Princeton University

School of Engineering & Applied Science

Multi-sensor Integrated Circuits: Microsystems and Biomedical Applications

Roman Genov, University of Toronto
Engineering Quadrangle, B205
Friday, December 11, 2015 - 4:30pm to 5:30pm

For several decades integrated circuits for the consumer electronics market have been following the Moor’s scaling law translating into a steady semiconductor sector growth. The international technology roadmap for semiconductors does not predict scaling beyond 5-10nm nodes. Directions for further growth opportunities include innovation on microsystems and applications. This is particularly relevant to the consumer and medical sensors markets that are expected to grow exponentially in the next decade. A number of biomedical microsystem designs that rely on innovation in systems and applications will be presented, including those with electrical, chemical and optical sensory properties.
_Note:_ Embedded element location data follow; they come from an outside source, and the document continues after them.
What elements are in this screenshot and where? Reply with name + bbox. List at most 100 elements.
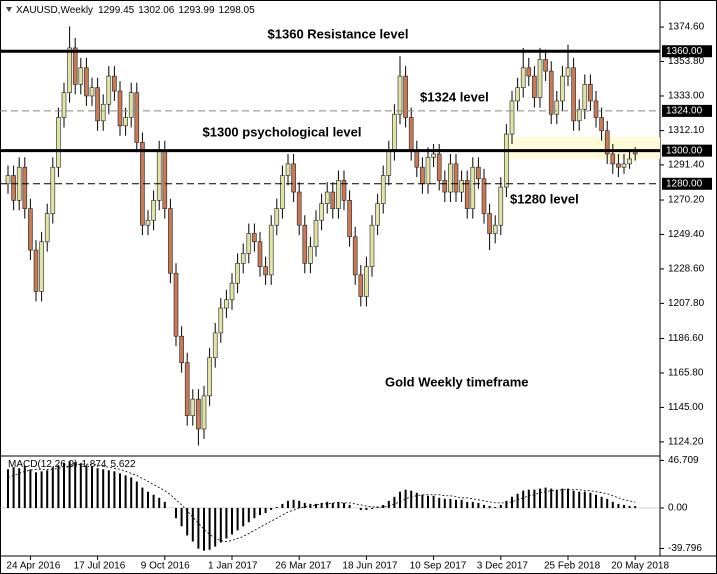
candle-body [128, 92, 134, 118]
candle-body [610, 153, 616, 165]
y-tick-label: 1312.10 [668, 125, 705, 136]
candle-body [268, 224, 274, 276]
candle-body [397, 75, 403, 115]
candle-body [420, 166, 425, 185]
signal-value: 5.622 [111, 459, 136, 470]
candle-body [89, 87, 95, 97]
candle-body [319, 203, 324, 221]
candle-body [548, 70, 554, 115]
low-value: 1293.99 [178, 5, 215, 16]
y-tick-label: 1270.20 [668, 195, 705, 206]
candle-body [201, 395, 207, 430]
candle-body [582, 84, 588, 110]
candle-body [515, 87, 520, 102]
candle-body [100, 103, 106, 122]
candle-body [330, 191, 336, 209]
candle-body [431, 153, 436, 158]
candle-body [375, 203, 380, 226]
x-tick-label: 26 Mar 2017 [275, 561, 332, 572]
candle-body [156, 150, 162, 201]
y-tick-label: 1228.60 [668, 264, 705, 275]
candle-body [392, 113, 397, 151]
candle-body [616, 163, 621, 168]
candle-body [604, 130, 610, 155]
annotation: $1300 psychological level [203, 124, 362, 139]
candle-body [336, 180, 341, 209]
candle-body [117, 90, 123, 127]
candle-body [470, 166, 476, 209]
high-value: 1302.06 [138, 5, 175, 16]
candle-body [364, 266, 369, 297]
y-tick-label: 1374.60 [668, 22, 705, 33]
candle-body [291, 163, 296, 193]
candle-body [224, 299, 229, 309]
signal-line [7, 463, 636, 542]
candle-body [576, 108, 582, 122]
chart-header: XAUUSD,Weekly 1299.45 1302.06 1293.99 1298.0… [16, 5, 255, 16]
candle-body [369, 224, 375, 267]
candle-body [84, 67, 89, 97]
y-tick-label: 1353.80 [668, 56, 705, 67]
candle-body [190, 398, 196, 417]
candle-body [476, 166, 481, 180]
candle-body [380, 175, 386, 204]
annotation: $1360 Resistance level [268, 26, 409, 41]
candle-body [313, 219, 319, 248]
candle-body [481, 178, 487, 214]
macd-tick-label: 0.00 [668, 503, 688, 514]
candle-body [308, 246, 313, 264]
candle-body [50, 166, 56, 214]
candle-body [162, 150, 168, 209]
macd-tick-label: -39.796 [668, 543, 702, 554]
candle-body [67, 47, 72, 93]
candle-body [358, 274, 364, 297]
candle-body [274, 208, 280, 226]
x-tick-label: 24 Apr 2016 [6, 561, 60, 572]
candle-body [302, 224, 308, 264]
candle-body [403, 75, 408, 118]
y-tick-label: 1207.80 [668, 298, 705, 309]
candle-body [324, 191, 330, 204]
candle-body [341, 180, 347, 201]
candle-body [408, 117, 414, 151]
candle-body [212, 332, 218, 359]
level-label-bg [662, 144, 712, 157]
candle-body [526, 67, 532, 77]
candle-body [151, 200, 156, 221]
candle-body [145, 219, 151, 226]
candle-body [627, 158, 632, 165]
candle-body [599, 117, 604, 132]
candle-body [61, 92, 67, 118]
candle-body [588, 84, 593, 102]
x-tick-label: 25 Feb 2018 [544, 561, 601, 572]
y-tick-label: 1165.80 [668, 368, 704, 379]
candle-body [442, 180, 448, 193]
candle-body [184, 362, 190, 417]
candle-body [173, 272, 179, 337]
candle-body [28, 208, 33, 251]
candle-body [229, 282, 235, 301]
candle-body [168, 208, 173, 274]
candle-body [386, 150, 392, 176]
y-tick-label: 1249.40 [668, 229, 705, 240]
x-tick-label: 18 Jun 2017 [342, 561, 397, 572]
candle-body [285, 163, 291, 176]
candle-body [112, 75, 117, 92]
y-tick-label: 1291.40 [668, 160, 705, 171]
candle-body [22, 166, 28, 209]
candle-body [252, 233, 257, 243]
candle-body [106, 75, 112, 105]
candle-body [296, 191, 302, 226]
candle-body [5, 175, 11, 185]
macd-header: MACD(12,26,9) 1.874 5.622 [8, 459, 136, 470]
candle-body [425, 156, 431, 185]
candle-body [39, 241, 44, 292]
candle-body [571, 67, 576, 122]
candle-body [414, 150, 420, 168]
x-tick-label: 20 May 2018 [611, 561, 669, 572]
level-label-bg [662, 45, 712, 58]
candle-body [179, 335, 184, 364]
candle-body [56, 117, 61, 168]
level-label-bg [662, 177, 712, 190]
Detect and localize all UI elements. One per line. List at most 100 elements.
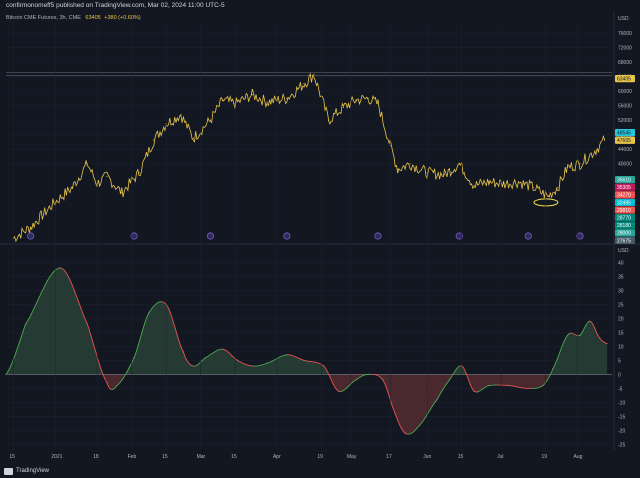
osc-line-segment	[591, 322, 594, 325]
osc-line-segment	[48, 276, 51, 279]
osc-line-segment	[117, 383, 120, 386]
osc-line-segment	[61, 268, 64, 270]
osc-line-segment	[397, 421, 400, 424]
osc-line-segment	[384, 383, 387, 387]
price-label-tag	[615, 236, 635, 245]
price-unit-label: USD	[618, 16, 629, 22]
osc-line-segment	[16, 346, 19, 351]
osc-line-segment	[83, 316, 86, 320]
osc-line-segment	[399, 425, 402, 429]
osc-line-segment	[84, 319, 87, 322]
osc-line-segment	[602, 341, 605, 343]
tradingview-logo[interactable]: TradingView	[4, 466, 49, 476]
osc-line-segment	[45, 281, 48, 284]
time-tick-label: Mar	[197, 454, 206, 460]
price-label-tag	[615, 129, 635, 137]
osc-unit-label: USD	[618, 248, 629, 254]
price-tick-label: 68000	[618, 60, 632, 66]
osc-line-segment	[327, 372, 330, 375]
osc-line-segment	[330, 378, 333, 381]
osc-line-segment	[352, 380, 355, 383]
osc-line-segment	[424, 415, 427, 418]
osc-line-segment	[582, 328, 585, 332]
osc-line-segment	[216, 349, 218, 352]
osc-line-segment	[203, 358, 205, 360]
osc-line-segment	[17, 343, 20, 348]
osc-line-segment	[112, 388, 115, 390]
low-highlight-ellipse	[533, 198, 559, 207]
osc-line-segment	[345, 387, 348, 390]
price-point	[222, 99, 224, 101]
osc-line-segment	[469, 383, 472, 387]
osc-point	[552, 368, 554, 370]
osc-line-segment	[139, 335, 142, 340]
osc-tick-label: 0	[618, 372, 621, 378]
osc-line-segment	[202, 358, 204, 361]
osc-line-segment	[7, 369, 10, 372]
osc-line-segment	[273, 359, 276, 361]
event-badge-icon	[524, 232, 532, 240]
osc-line-segment	[38, 295, 41, 299]
osc-line-segment	[51, 272, 54, 274]
price-pane: 7600072000680006400060000560005200048000…	[0, 12, 640, 450]
osc-line-segment	[53, 269, 56, 272]
osc-line-segment	[36, 299, 39, 303]
osc-line-segment	[109, 388, 112, 390]
price-point	[106, 175, 108, 178]
osc-line-segment	[175, 331, 178, 336]
osc-line-segment	[144, 319, 147, 323]
time-tick-label: 19	[317, 454, 323, 460]
price-label-text: 32495	[617, 200, 631, 206]
osc-line-segment	[481, 388, 484, 390]
osc-line-segment	[18, 340, 21, 345]
osc-line-segment	[201, 359, 203, 362]
price-label-tag	[615, 229, 635, 237]
osc-line-segment	[414, 428, 417, 431]
osc-line-segment	[90, 336, 93, 340]
osc-tick-label: 15	[618, 330, 624, 336]
osc-line-segment	[413, 429, 416, 432]
time-tick-label: Feb	[128, 454, 137, 460]
osc-point	[382, 379, 384, 381]
price-point	[86, 163, 88, 165]
price-point	[397, 168, 399, 170]
price-point	[367, 97, 369, 99]
osc-point	[222, 348, 224, 350]
osc-line-segment	[603, 341, 606, 344]
osc-line-segment	[184, 357, 187, 360]
time-tick-label: 2021	[51, 454, 62, 460]
osc-line-segment	[556, 357, 559, 361]
osc-line-segment	[349, 383, 352, 386]
event-badge-icon	[455, 232, 463, 240]
osc-line-segment	[391, 405, 394, 409]
event-badge-icon	[206, 232, 215, 240]
osc-line-segment	[207, 355, 209, 357]
osc-line-segment	[388, 395, 391, 400]
osc-line-segment	[278, 356, 281, 358]
price-tick-label: 56000	[618, 104, 632, 110]
osc-line-segment	[471, 388, 474, 391]
symbol-legend: Bitcoin CME Futures, 3h, CME 63405 +380 …	[6, 15, 141, 21]
osc-line-segment	[550, 371, 553, 374]
osc-line-segment	[336, 389, 338, 391]
osc-line-segment	[584, 325, 587, 328]
osc-line-segment	[108, 387, 111, 389]
osc-line-segment	[31, 310, 34, 314]
osc-tick-label: 35	[618, 274, 624, 280]
osc-point	[133, 357, 135, 359]
osc-line-segment	[324, 366, 327, 369]
osc-line-segment	[559, 349, 562, 353]
osc-line-segment	[420, 421, 423, 424]
osc-line-segment	[545, 380, 548, 383]
osc-line-segment	[464, 370, 467, 373]
osc-line-segment	[152, 305, 155, 308]
osc-line-segment	[586, 322, 589, 324]
time-tick-label: Apr	[273, 454, 281, 460]
osc-line-segment	[183, 354, 186, 358]
osc-tick-label: -15	[618, 414, 625, 420]
price-label-tag	[615, 221, 635, 229]
price-point	[313, 74, 315, 76]
osc-line-segment	[470, 385, 473, 389]
osc-line-segment	[478, 390, 481, 392]
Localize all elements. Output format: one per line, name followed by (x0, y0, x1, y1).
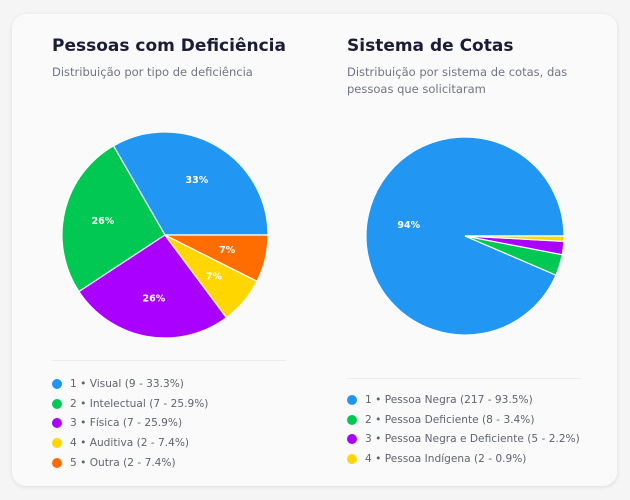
legend-label: 3 • Pessoa Negra e Deficiente (5 - 2.2%) (365, 433, 580, 446)
legend-label: 1 • Visual (9 - 33.3%) (70, 377, 184, 390)
legend-dot-icon (52, 458, 62, 469)
legend-label: 5 • Outra (2 - 7.4%) (70, 457, 176, 470)
legend-label: 4 • Auditiva (2 - 7.4%) (70, 437, 190, 450)
legend-item[interactable]: 4 • Auditiva (2 - 7.4%) (52, 433, 208, 453)
pie-chart-cotas: 94% (365, 136, 565, 336)
legend-deficiencia: 1 • Visual (9 - 33.3%) 2 • Intelectual (7… (52, 374, 208, 473)
slice-label: 94% (397, 220, 420, 231)
legend-item[interactable]: 2 • Intelectual (7 - 25.9%) (52, 394, 208, 414)
slice-label: 7% (206, 272, 223, 283)
legend-dot-icon (52, 378, 62, 389)
legend-dot-icon (52, 438, 62, 449)
chart-title-deficiencia: Pessoas com Deficiência (52, 36, 286, 56)
legend-divider-cotas (347, 378, 581, 379)
pie-slice-outra[interactable] (164, 234, 269, 283)
legend-item[interactable]: 3 • Física (7 - 25.9%) (52, 414, 208, 434)
pie-slice-visual[interactable] (112, 131, 269, 236)
charts-card: Pessoas com Deficiência Distribuição por… (12, 14, 617, 486)
legend-item[interactable]: 1 • Visual (9 - 33.3%) (52, 374, 208, 394)
chart-subtitle-cotas: Distribuição por sistema de cotas, das p… (347, 65, 568, 96)
slice-label: 26% (143, 293, 166, 304)
legend-dot-icon (347, 394, 357, 405)
legend-divider-deficiencia (52, 360, 286, 361)
legend-item[interactable]: 1 • Pessoa Negra (217 - 93.5%) (347, 390, 580, 410)
chart-subtitle-deficiencia: Distribuição por tipo de deficiência (52, 65, 253, 79)
slice-label: 33% (186, 175, 209, 186)
pie-slice-f-sica[interactable] (78, 234, 228, 339)
pie-slice-intelectual[interactable] (61, 144, 166, 293)
legend-label: 2 • Pessoa Deficiente (8 - 3.4%) (365, 413, 535, 426)
chart-title-cotas: Sistema de Cotas (347, 36, 514, 56)
legend-item[interactable]: 5 • Outra (2 - 7.4%) (52, 453, 208, 473)
legend-dot-icon (347, 414, 357, 425)
legend-label: 4 • Pessoa Indígena (2 - 0.9%) (365, 453, 527, 466)
legend-item[interactable]: 3 • Pessoa Negra e Deficiente (5 - 2.2%) (347, 430, 580, 450)
pie-chart-deficiencia: 33% 26% 26% 7% 7% (61, 131, 269, 339)
slice-label: 26% (91, 216, 114, 227)
pie-slice-pessoa-ind-gena[interactable] (464, 235, 565, 242)
legend-label: 1 • Pessoa Negra (217 - 93.5%) (365, 393, 533, 406)
legend-dot-icon (347, 434, 357, 445)
legend-item[interactable]: 4 • Pessoa Indígena (2 - 0.9%) (347, 449, 580, 469)
legend-label: 3 • Física (7 - 25.9%) (70, 417, 183, 430)
slice-label: 7% (219, 245, 236, 256)
legend-dot-icon (52, 398, 62, 409)
legend-item[interactable]: 2 • Pessoa Deficiente (8 - 3.4%) (347, 410, 580, 430)
legend-dot-icon (347, 454, 357, 465)
legend-dot-icon (52, 418, 62, 429)
legend-cotas: 1 • Pessoa Negra (217 - 93.5%) 2 • Pessoa… (347, 390, 580, 469)
legend-label: 2 • Intelectual (7 - 25.9%) (70, 397, 209, 410)
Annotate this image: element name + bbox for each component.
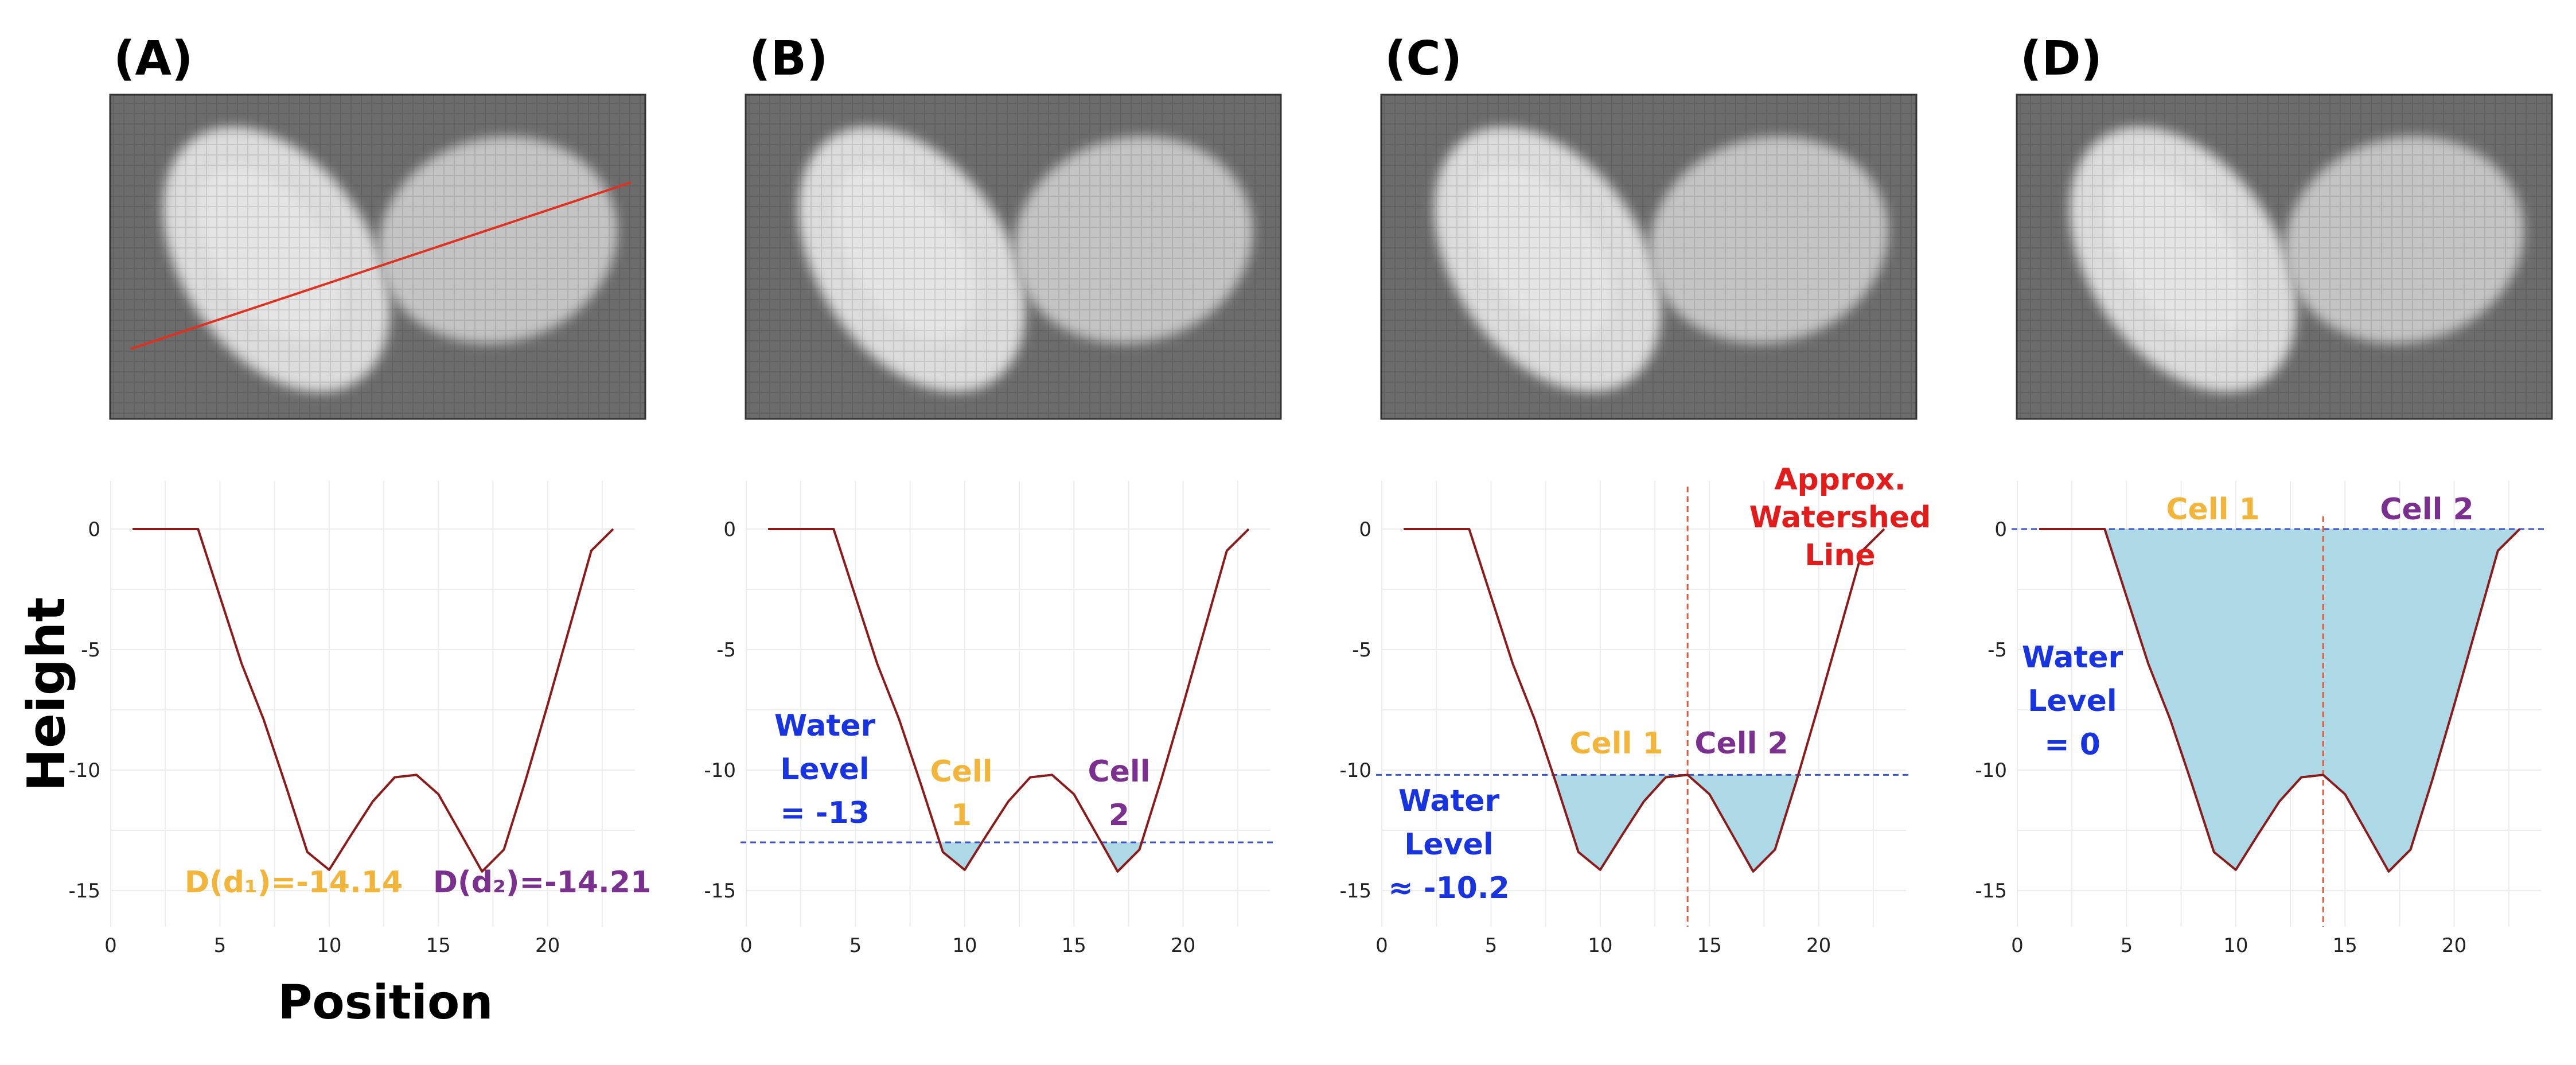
water-basin-fill (2105, 529, 2520, 872)
x-tick-label: 20 (2442, 934, 2466, 957)
water-basin-fill (1688, 775, 1799, 872)
water-level-label-line-2: Level (780, 752, 869, 787)
water-level-label-line-3: = -13 (780, 796, 870, 830)
y-tick-label: -5 (1987, 639, 2007, 662)
cell1-label-line-1: Cell (930, 755, 992, 789)
x-tick-label: 15 (2333, 934, 2357, 957)
x-tick-label: 5 (1485, 934, 1498, 957)
chart-grid (110, 481, 635, 927)
microscopy-image (2016, 94, 2553, 420)
panel-d: (D) 0 5 10 15 20 0 -5 -10 -15 Water Level = 0 Cell 1 C… (1975, 32, 2553, 957)
panel-a: (A) 0 5 10 15 20 0 -5 -10 -15 D(d₁)=-14.14 D(d₂)=-1… (68, 32, 651, 957)
watershed-label-line-1: Approx. (1774, 462, 1905, 497)
water-basin-fill (940, 842, 982, 870)
x-tick-label: 0 (2011, 934, 2024, 957)
water-level-label-line-3: ≈ -10.2 (1388, 871, 1510, 905)
height-profile-chart: 0 5 10 15 20 0 -5 -10 -15 (1339, 481, 1912, 957)
microscopy-image (745, 94, 1282, 420)
x-tick-label: 5 (2121, 934, 2133, 957)
y-tick-label: 0 (88, 518, 100, 541)
x-tick-label: 10 (1588, 934, 1612, 957)
x-tick-label: 10 (2223, 934, 2248, 957)
y-tick-label: -10 (68, 759, 100, 782)
x-tick-label: 10 (952, 934, 977, 957)
depth-d1-label: D(d₁)=-14.14 (185, 865, 403, 900)
water-level-label-line-1: Water (774, 709, 876, 743)
height-profile-curve (768, 528, 1250, 873)
x-tick-label: 15 (426, 934, 451, 957)
height-profile-chart: 0 5 10 15 20 0 -5 -10 -15 (1975, 481, 2547, 957)
x-tick-label: 15 (1062, 934, 1086, 957)
panel-letter: (D) (2020, 32, 2102, 86)
y-tick-label: -15 (1339, 880, 1371, 903)
x-tick-label: 5 (214, 934, 227, 957)
y-tick-label: -10 (704, 759, 736, 782)
microscopy-image (109, 94, 646, 420)
x-tick-label: 20 (1171, 934, 1195, 957)
image-pixel-grid (746, 95, 1281, 419)
profile-scan-line (130, 181, 632, 350)
height-profile-curve (2039, 528, 2521, 873)
x-tick-label: 15 (1697, 934, 1722, 957)
cell1-label: Cell 1 (1569, 726, 1663, 761)
x-tick-label: 0 (104, 934, 117, 957)
watershed-label-line-3: Line (1805, 538, 1875, 573)
panel-letter: (C) (1385, 32, 1462, 86)
cell1-label-line-2: 1 (951, 798, 972, 833)
water-level-label-line-2: Level (1404, 827, 1493, 862)
microscopy-image (1380, 94, 1918, 420)
chart-grid (746, 481, 1271, 927)
height-profile-curve (1404, 528, 1885, 873)
y-tick-label: -15 (1975, 880, 2007, 903)
y-tick-label: -10 (1975, 759, 2007, 782)
image-pixel-grid (110, 95, 645, 419)
y-tick-label: -5 (81, 639, 100, 662)
y-tick-label: -15 (68, 880, 100, 903)
y-tick-label: 0 (1359, 518, 1371, 541)
water-level-label-line-3: = 0 (2044, 728, 2100, 762)
y-tick-label: -5 (716, 639, 736, 662)
cell2-label-line-1: Cell (1088, 755, 1150, 789)
x-tick-label: 5 (849, 934, 862, 957)
water-level-label-line-2: Level (2028, 684, 2117, 718)
x-tick-label: 0 (1375, 934, 1388, 957)
height-profile-chart: 0 5 10 15 20 0 -5 -10 -15 (68, 481, 635, 957)
cell2-label: Cell 2 (2380, 492, 2473, 527)
y-tick-label: -15 (704, 880, 736, 903)
panel-letter: (A) (114, 32, 193, 86)
cell1-label: Cell 1 (2166, 492, 2259, 527)
cell2-label: Cell 2 (1694, 726, 1788, 761)
height-profile-chart: 0 5 10 15 20 0 -5 -10 -15 (704, 481, 1276, 957)
y-tick-label: -5 (1352, 639, 1371, 662)
y-axis-label: Height (17, 597, 77, 792)
x-tick-label: 20 (1806, 934, 1831, 957)
x-tick-label: 0 (740, 934, 753, 957)
water-level-label-line-1: Water (1398, 784, 1500, 818)
y-tick-label: -10 (1339, 759, 1371, 782)
water-basin-fill (1553, 775, 1688, 870)
cell2-label-line-2: 2 (1109, 798, 1129, 833)
x-tick-label: 10 (317, 934, 341, 957)
x-axis-label: Position (278, 975, 493, 1030)
y-tick-label: 0 (723, 518, 736, 541)
water-basin-fill (1101, 842, 1142, 872)
watershed-label-line-2: Watershed (1749, 500, 1931, 535)
water-level-label-line-1: Water (2022, 640, 2123, 675)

Each microsystem employs an electronic array-sensor microchip fabricated in a CMOS integrated circuit technology. Examples of the presented prototypes are: (1) implantable brain electrical activity monitors for automated neurological diagnostics and therapy, (2) implantable electrochemical sensors for brain neurochemistry monitoring in neuroscience applications, and (3) disposable electro-optical DNA analyzers for point-of-care diagnostics applications.